Nehemiah 8:1-3, 5-6, 8-10
1 Corinthians 12:12-31a
Peace be with you!
Have you ever had someone find out who you are before meeting you and expect you to behave a certain way? If there is one thing I hate, it is when individuals come up to whomever I am with and say, “Bless your soul. It is so good that you take her out and about.” Instead of seeing me as an individual, people see the electric wheelchair and hear someone who is not able to speak clearly (they hear static), and therefore assume I am a burden on society. My brassy friends will come back with, “Oh, she is getting me out. She goes all over the country visiting friends and family. I am just glad she has time to visit me.” The unexpected individual will go silence usually and walks away as if a nun slapped them on the wrist. My dad usually says as he drops me off at the airport, “She is the traveler of the family. She was just home between trips. She is very independent.” People tend to think an electric wheelchair causes an individual to not be able to perform tasks that “normal” individuals do or that all individuals in wheelchairs do not have the mental capacity to think for themselves.
Jesus goes to the synagogue and teaches out of Isaiah.
“The Spirit of the Lord is upon me,
because he has anointed me
to bring good news to the poor.
He has sent me to proclaim release to the captives
and recovery of sight to the blind,
to let the oppressed go free,
to proclaim the year of the Lord’s favor.” (Luke 4:18-19 NRSV)

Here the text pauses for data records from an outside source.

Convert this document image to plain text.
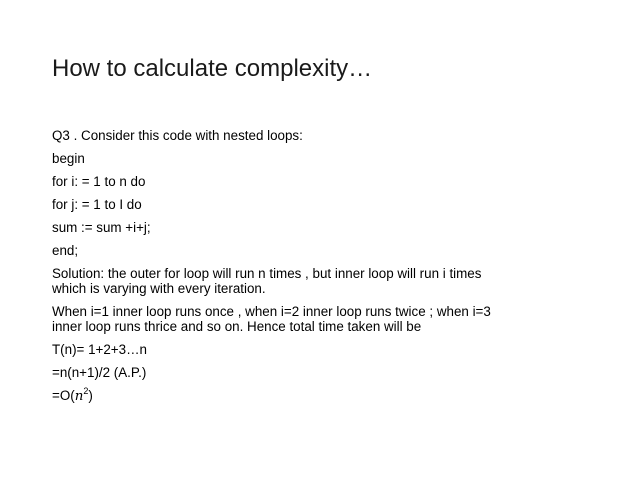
How to calculate complexity…
Q3 . Consider this code with nested loops:
begin
for i: = 1 to n do
for j: = 1 to I do
sum := sum +i+j;
end;
Solution: the outer for loop will run n times , but inner loop will run i times
which is varying with every iteration.
When i=1 inner loop runs once , when i=2 inner loop runs twice ; when i=3
inner loop runs thrice and so on. Hence total time taken will be
T(n)= 1+2+3…n
=n(n+1)/2 (A.P.)
$=O(n^2)$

As the Messiah, Jesus is filled with the Holy Spirit from his baptism (Luke 3:21-22). Jesus has come into the world to sent God’s people free: to release captives, to give the blind sight, and to set the oppressed free (Luke 4:18b). The list of Messianic duties does not sound glorious.
Society has an image of what individuals should look like and how they should act. The Messiah is not supposed to care about the lonely and weak. As God’s son, Jesus should be willing to fight against the enemies of the Jews and give them the “Promise Land” as the Lord gave it to the Israelites when he led them out of Egypt. The Jews are expecting Jesus to physically free them from the Roman Empire. Instead Jesus is going to psychosocially and spiritually free the Jews from the darkness and their sins
By reading Isaiah, Jesus is reading his job description: to release captives, to give the blind sight, and to set the oppressed free (Luke 4:18b). Jesus understands what the Jews expect of him, but God the Father has other plans for him. Jesus will set the Jews (and anyone else who follows him – more on that next week) free by releasing them of their sins through his crucifixion, death, and resurrection. Jesus has a hefty job to do. He has to turns the hearts of the Jews towards God the Father.
Leviticus 25:8-17 instructs the Israelites of the year of Jubilee where individuals are released of their debts and slaves are released every seven years. The Jubilee year is a year of deliverance. Jesus brings the spirit of the Jubilee year into the world by delivering us of our past, present, and future sins through his crucifixion, death, and resurrection.
The Jews do not understand how Jesus, the Messiah, will deliver them from their sins and allow them to be in a relationship with God the Father again. The bonds the world has on the Jews will be broken, and they will be lifted up to be with God the Father. Jesus’ crucifixion, death, and resurrection will free the Jews beyond their imaginations. He will bring light into the darkness, feed the hungry, and find the lost.
We may not always understand how much we need Jesus deliver us from us, how much we need to be in a relationship with God the Father, and how much God loves us for who we are. God does not expect us to be anything less or more than who we are today. We do not have to prove anything to God the Father. All God asks of us is that we love him, believe in him, and let him lead us.
Thanks be to God!
Dear Heavenly Father, Thank you for loving us so deeply to give us what we need, not what we want. Help us to understand Jesus came to redeem us of our sins through his crucifixion, death, and resurrection. Remind us that we need your love when we are in the wilderness, especially when we are lost and confused. Thank you for redeeming us of our sins. Amen.
Thanks to the Triune God – God the Father, God the Son, and God the Holy Spirit.
Please answer the following reflective questions in the comments below. Please agree to disagree and be respectful to each other. (If you have not already done so, please also take a moment, to sign the comment covenant.) You can answer as many questions as you would like.
1. How do people view you as an individual?
2. How do you view Jesus as an individual?
3. How does Jesus continue to redeem you from your sins?